Staying calm while under pressure or when you could scream in frustration - that is most of the battle. Sometimes the fact that you stayed calm qualifies as a win.
Have dinner guests sign the under side of the dining room table. Let the kids’ friends sign too - or have their own version of a guestbook - the inside of a cabinet or the basement door, etc.
Kitchen Commandment: She who cooks the dinner shall not clean up from dinner.
I don't want to raise any of you to take housework for granted. It's hard. It's unfair and not cool to expect anyone (parent, spouse, roommate, etc. )to wait on you.
Grandpa didn’t drink coffee, but when he was in Korea he used to drink it just so he could hold the cup and keep his hands warm. (During the Korean War be enlisted in the Marines with a bunch of his buddies right after high school.)
Never post a pic to social media that you wouldn't want Grandma to see. NEVER send or ask to receive naked pictures.
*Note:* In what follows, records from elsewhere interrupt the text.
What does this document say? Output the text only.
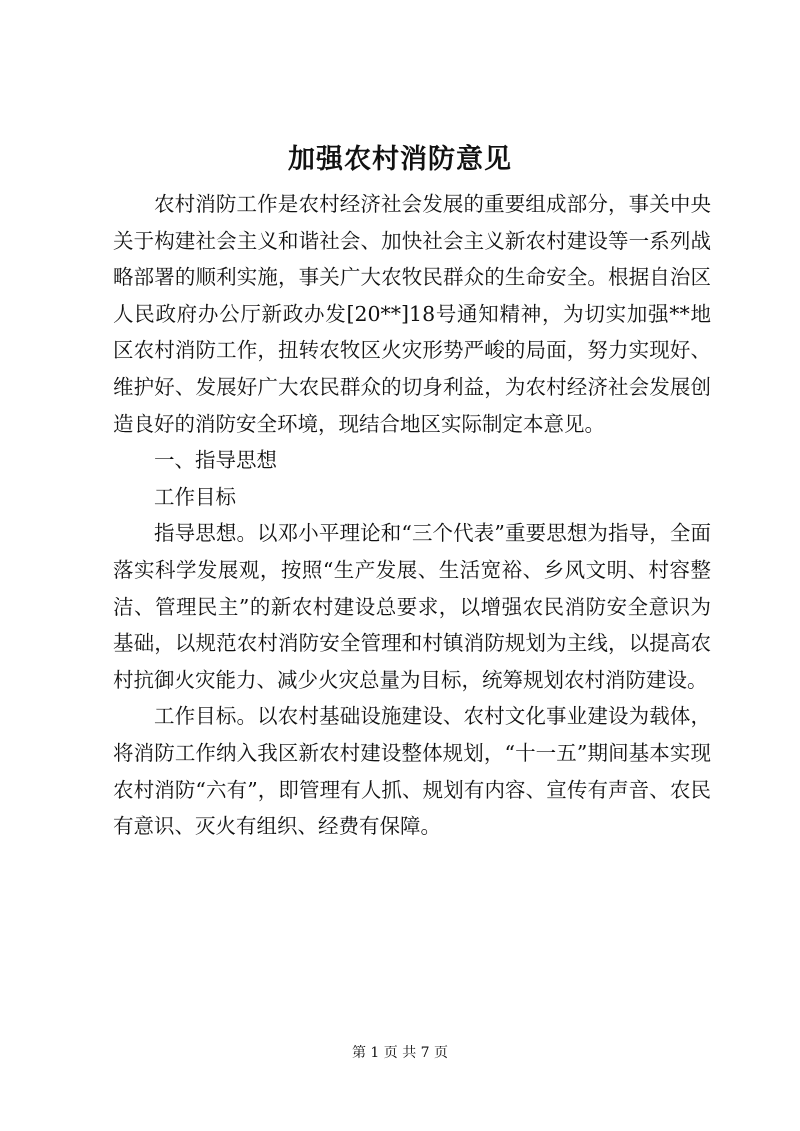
加强农村消防意见

农村消防工作是农村经济社会发展的重要组成部分，事关中央关于构建社会主义和谐社会、加快社会主义新农村建设等一系列战略部署的顺利实施，事关广大农牧民群众的生命安全。根据自治区人民政府办公厅新政办发[20**]18号通知精神，为切实加强**地区农村消防工作，扭转农牧区火灾形势严峻的局面，努力实现好、维护好、发展好广大农民群众的切身利益，为农村经济社会发展创造良好的消防安全环境，现结合地区实际制定本意见。

一、指导思想

工作目标

指导思想。以邓小平理论和“三个代表”重要思想为指导，全面落实科学发展观，按照“生产发展、生活宽裕、乡风文明、村容整洁、管理民主”的新农村建设总要求，以增强农民消防安全意识为基础，以规范农村消防安全管理和村镇消防规划为主线，以提高农村抗御火灾能力、减少火灾总量为目标，统筹规划农村消防建设。

工作目标。以农村基础设施建设、农村文化事业建设为载体，将消防工作纳入我区新农村建设整体规划，“十一五”期间基本实现农村消防“六有”，即管理有人抓、规划有内容、宣传有声音、农民有意识、灭火有组织、经费有保障。

第 1 页 共 7 页
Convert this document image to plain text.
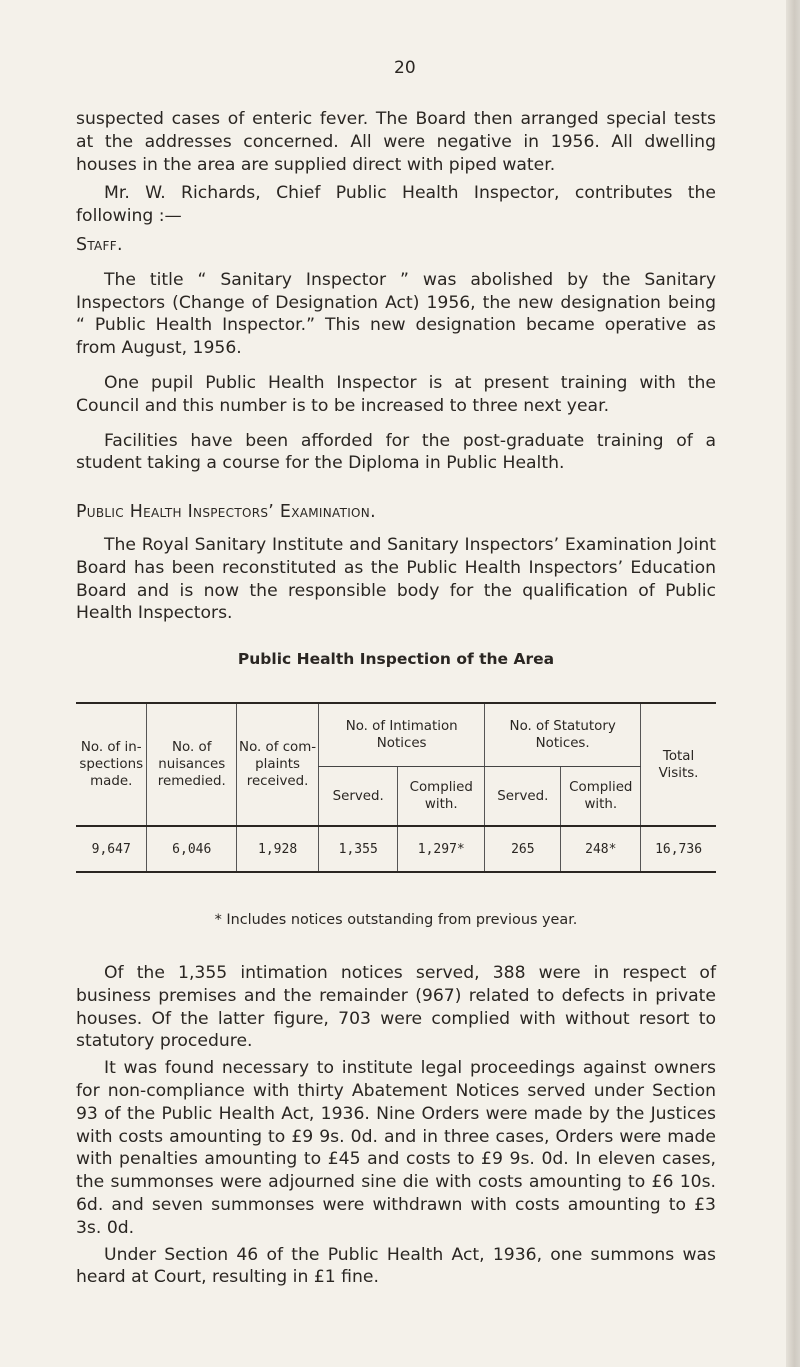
20

suspected cases of enteric fever. The Board then arranged special tests at the addresses concerned. All were negative in 1956. All dwelling houses in the area are supplied direct with piped water.

Mr. W. Richards, Chief Public Health Inspector, contributes the following :—

Staff.

The title “ Sanitary Inspector ” was abolished by the Sanitary Inspectors (Change of Designation Act) 1956, the new designation being “ Public Health Inspector.” This new designation became operative as from August, 1956.

One pupil Public Health Inspector is at present training with the Council and this number is to be increased to three next year.

Facilities have been afforded for the post-graduate training of a student taking a course for the Diploma in Public Health.

Public Health Inspectors’ Examination.

The Royal Sanitary Institute and Sanitary Inspectors’ Examination Joint Board has been reconstituted as the Public Health Inspectors’ Education Board and is now the responsible body for the qualification of Public Health Inspectors.

Public Health Inspection of the Area
No. of in- spections made.	No. of nuisances remedied.	No. of com- plaints received.	No. of Intimation Notices		No. of Statutory Notices.		Total Visits.
			Served.	Complied with.	Served.	Complied with.	
9,647	6,046	1,928	1,355	1,297*	265	248*	16,736
* Includes notices outstanding from previous year.

Of the 1,355 intimation notices served, 388 were in respect of business premises and the remainder (967) related to defects in private houses. Of the latter figure, 703 were complied with without resort to statutory procedure.

It was found necessary to institute legal proceedings against owners for non-compliance with thirty Abatement Notices served under Section 93 of the Public Health Act, 1936. Nine Orders were made by the Justices with costs amounting to £9 9s. 0d. and in three cases, Orders were made with penalties amounting to £45 and costs to £9 9s. 0d. In eleven cases, the summonses were adjourned sine die with costs amounting to £6 10s. 6d. and seven summonses were withdrawn with costs amounting to £3 3s. 0d.

Under Section 46 of the Public Health Act, 1936, one summons was heard at Court, resulting in £1 fine.
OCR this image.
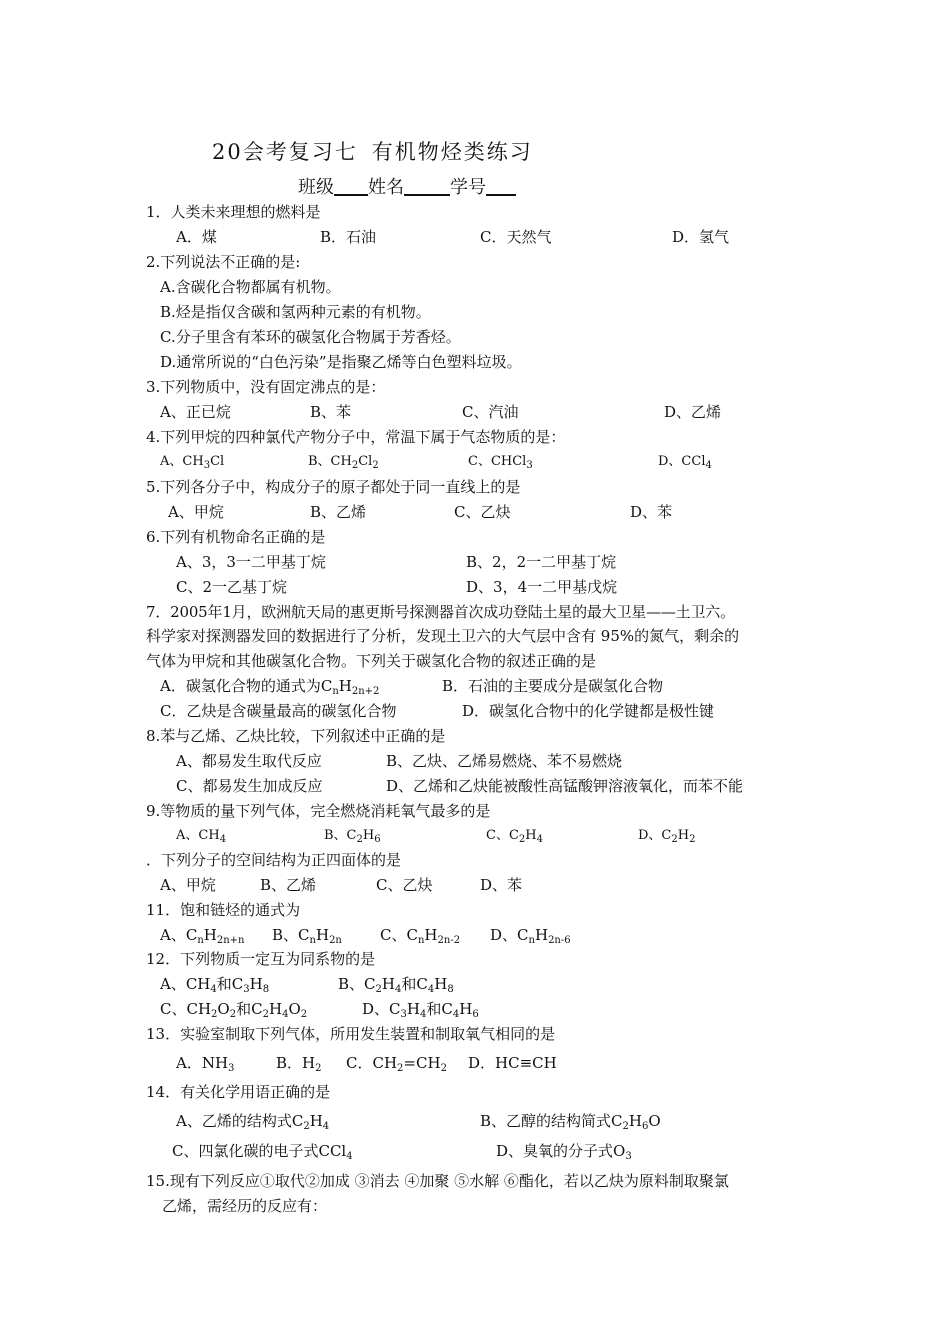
20会考复习七 有机物烃类练习
班级 姓名	学号
1．人类未来理想的燃料是
A．煤	B．石油	C．天然气	D．氢气
2.下列说法不正确的是:
A.含碳化合物都属有机物。
B.烃是指仅含碳和氢两种元素的有机物。
C.分子里含有苯环的碳氢化合物属于芳香烃。
D.通常所说的“白色污染”是指聚乙烯等白色塑料垃圾。
3.下列物质中，没有固定沸点的是：
A、正已烷	B、苯	C、汽油	D、乙烯
4.下列甲烷的四种氯代产物分子中，常温下属于气态物质的是：
A、$CH_3Cl$	B、$CH_2Cl_2$	C、CHCl$_3$	D、CCl$_4$
5.下列各分子中，构成分子的原子都处于同一直线上的是
A、甲烷	B、乙烯	C、乙炔	D、苯
6.下列有机物命名正确的是
A、3，3一二甲基丁烷	B、2，2一二甲基丁烷
C、2一乙基丁烷	D、3，4一二甲基戊烷
7．2005年1月，欧洲航天局的惠更斯号探测器首次成功登陆土星的最大卫星——土卫六。
科学家对探测器发回的数据进行了分析，发现土卫六的大气层中含有 95%的氮气，剩余的
气体为甲烷和其他碳氢化合物。下列关于碳氢化合物的叙述正确的是
A．碳氢化合物的通式为$C_nH_{2n+2}$	B．石油的主要成分是碳氢化合物
C．乙炔是含碳量最高的碳氢化合物	D．碳氢化合物中的化学键都是极性键
8.苯与乙烯、乙炔比较，下列叙述中正确的是
A、都易发生取代反应	B、乙炔、乙烯易燃烧、苯不易燃烧
C、都易发生加成反应	D、乙烯和乙炔能被酸性高锰酸钾溶液氧化，而苯不能
9.等物质的量下列气体，完全燃烧消耗氧气最多的是
A、$CH_4$	B、$C_2H_6$	C、$C_2H_4$	D、$C_2H_2$
．下列分子的空间结构为正四面体的是
A、甲烷	B、乙烯	C、乙炔	D、苯
11．饱和链烃的通式为
A、$C_nH_{2n+n}$ B、$C_nH_{2n}$	C、$C_nH_{2n-2}$ D、$C_nH_{2n-6}$
12．下列物质一定互为同系物的是
A、$CH_4$和$C_3H_8$	B、$C_2H_4$和$C_4H_8$
C、$CH_2O_2$和$C_2H_4O_2$	D、$C_3H_4$和$C_4H_6$
13．实验室制取下列气体，所用发生装置和制取氧气相同的是
A．$NH_3$	B．$H_2$ C．$CH_2=CH_2$ D．HC≡CH
14．有关化学用语正确的是
A、乙烯的结构式$C_2H_4$	B、乙醇的结构简式$C_2H_6O$
C、四氯化碳的电子式CCl$_4$	D、臭氧的分子式$O_3$
15.现有下列反应①取代②加成 ③消去 ④加聚 ⑤水解 ⑥酯化，若以乙炔为原料制取聚氯
乙烯，需经历的反应有：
It's tacky, gross, illegal and not worth it. Even if "everyone does it". It's rude and disrespectful.
You don’t have to be friends with people you don’t like. But you can’t decide you don’t like someone unless you get to know them. (Rather than a look or a reputation or a difference, etc.)
If you’re ever in a situation where you’re worried you might need people to believe you in the future, take contemporaneous notes. Write or record what happened, how you responded. Focus on the facts but don’t ignore your thoughts or feelings, include them in your notes. Date and sign it. Keep it safe.
If your partner doesn’t want to commit to you, it’s not a matter of convincing them. Even if you get them to walk down the aisle that’s not the problem. It’s not that they don’t want to get married, it’s that they don’t want to BE married to you. And that is not a problem that will go away even if you manage to “get” them to commit. Walk away or spend the rest of your life pulling them along. F that.
When choosing a partner I think it's less important that you both "believe" the same things and more important that you VALUE the same things and share the same priorities.
My biggest mistake was thinking that my life had to follow a singular path: college, marriage, kids, stay at home mom. I never imagined any other path: career, travel. I never questioned my assumptions. Never doubted that my way was the only path to happiness. It wouldn’t have occurred to my parents to teach me anything else, to encourage me to imagine a hundred different choices. But I’d like to encourage you. Take your talents, interests, passion, and potential out for a spin. See what sits right with you, where you feel most alive and most safe and most yourself. Feed your body, mind, heart and soul. I love you so much.
You can’t selectively numb feelings. The inclination to drink, use, shop, gamble, etc. is real but it’s a lie that it will make you feel better. Numbing makes this much, much worse. So feel! The good, the bad, the scary. Talk about your feelings, write about them or create something from your feelings. This is how to process in a healthy way.
Like me, you turn to food for comfort. That’s okay to a point, but it won’t help. That hole you’re trying to fill will just get deeper. So if you can’t or won’t stop eating for comfort please consider this suggestion: Do something creative first. Sing, write, paint, run, lift, act, improv, whatever. The hole will be so much more shallow when you go to try and fill it with food. Hopefully, eventually you’ll get to the point of staying in “creative mode” to feel better.